On 02/03/07 18:03, Eric Dumazet wrote:
> On Friday 02 March 2007 18:32, Simon Arlott wrote:
>> On 02/03/07 16:35, Eric Dumazet wrote:
> 
>>> You could just change LOAD_FREQ from (5*HZ) to (5*HZ+1)
>>> You can see that 5.01 instead of 5.00 second gives the same EXP_xx
>>> values.
>>>
>>> So (5*HZ + 1) is safe. (because HZ >= 100)
>> On HZ=1000, this would cause the load average to be pushed towards +1.00
>> for up to 2 minutes every ~83 minutes with no obvious cause. (If a task
>> takes ~10-20ms to run, so 20 runs are needed at HZ=1000 before it passes
>> it again).
> 
> Nope, you dont quite understand how load (avenrun[]) is computed.
> Not exactly 1.0 as you think !
> Then in the next intervals (if active count is 0), it will decrease 'slowly' : 
> 0.0735627
> 0.0676809
> 0.0622695
> 0.0572907
> 
> In average, your load factor close to reality.

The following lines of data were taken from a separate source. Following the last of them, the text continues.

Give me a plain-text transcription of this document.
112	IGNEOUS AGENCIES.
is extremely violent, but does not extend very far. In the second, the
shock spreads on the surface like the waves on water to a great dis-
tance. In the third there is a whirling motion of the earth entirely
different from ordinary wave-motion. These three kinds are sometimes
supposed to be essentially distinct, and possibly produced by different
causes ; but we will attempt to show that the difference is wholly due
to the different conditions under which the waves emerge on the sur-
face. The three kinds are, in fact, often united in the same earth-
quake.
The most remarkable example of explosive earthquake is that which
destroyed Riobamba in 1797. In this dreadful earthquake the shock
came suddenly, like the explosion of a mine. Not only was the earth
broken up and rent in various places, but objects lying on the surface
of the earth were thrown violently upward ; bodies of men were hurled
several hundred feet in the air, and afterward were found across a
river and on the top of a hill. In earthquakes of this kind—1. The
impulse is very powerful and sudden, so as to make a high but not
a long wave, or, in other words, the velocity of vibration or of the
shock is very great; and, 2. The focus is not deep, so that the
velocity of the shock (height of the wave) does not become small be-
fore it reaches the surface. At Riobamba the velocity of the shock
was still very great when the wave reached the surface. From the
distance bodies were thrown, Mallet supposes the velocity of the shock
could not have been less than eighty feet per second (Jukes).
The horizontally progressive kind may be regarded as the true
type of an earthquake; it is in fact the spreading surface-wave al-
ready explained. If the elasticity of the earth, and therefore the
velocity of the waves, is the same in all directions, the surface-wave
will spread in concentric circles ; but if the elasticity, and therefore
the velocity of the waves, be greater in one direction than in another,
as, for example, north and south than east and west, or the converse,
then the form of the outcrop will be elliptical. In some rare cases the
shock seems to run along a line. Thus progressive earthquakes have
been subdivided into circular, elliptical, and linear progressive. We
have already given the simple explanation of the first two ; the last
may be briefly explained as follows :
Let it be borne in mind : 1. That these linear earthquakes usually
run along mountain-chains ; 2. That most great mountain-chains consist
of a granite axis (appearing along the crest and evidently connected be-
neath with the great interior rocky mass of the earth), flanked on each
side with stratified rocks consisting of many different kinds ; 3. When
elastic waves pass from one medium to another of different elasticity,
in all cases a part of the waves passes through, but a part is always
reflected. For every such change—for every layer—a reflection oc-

I knew that; but the task runs for more than 1 tick and it takes until the 
next calc_load run before it moves on even 1 tick.

> Just try my suggestion, it should work. I even proved it in my previous 
> mail :)

With HZ=1000, the active count will be 1 up to 20 times in a row before it 
becomes out of sync with when the task is run again. This is ample time for 
the load value itself to get closer to 1:
$ uptime; (yes>/dev/null &); sleep 100; uptime
 20:00:29 up  4:35,  7 users,  load average: 0.33, 0.51, 0.78
 20:02:09 up  4:37,  7 users,  load average: 0.97, 0.67, 0.81
(not very useful results since the load isn't at 0.00 very often)


On 02/03/07 16:35, Eric Dumazet wrote:
> I believe this patch is too complex/hazardous and may break exp decay 
> computation.

I still don't know why you think it may change the computation of load (aside 
from at boot or jiffies wrapping), and it's not really complex at all. It is 
possible that someone will change the value of LOAD_FREQ to something other 
than a multiple of HZ and this won't work because it'll get rounded up to a 
whole second. That and the negligible extra processing time of doing 
round_jiffies every 5 seconds is the only problem I can see.

I accidentally left LOAD_FREQ at 5 instead of 5*HZ and had a printk in there, 
it still worked fine aside from the load average going up and down every tick.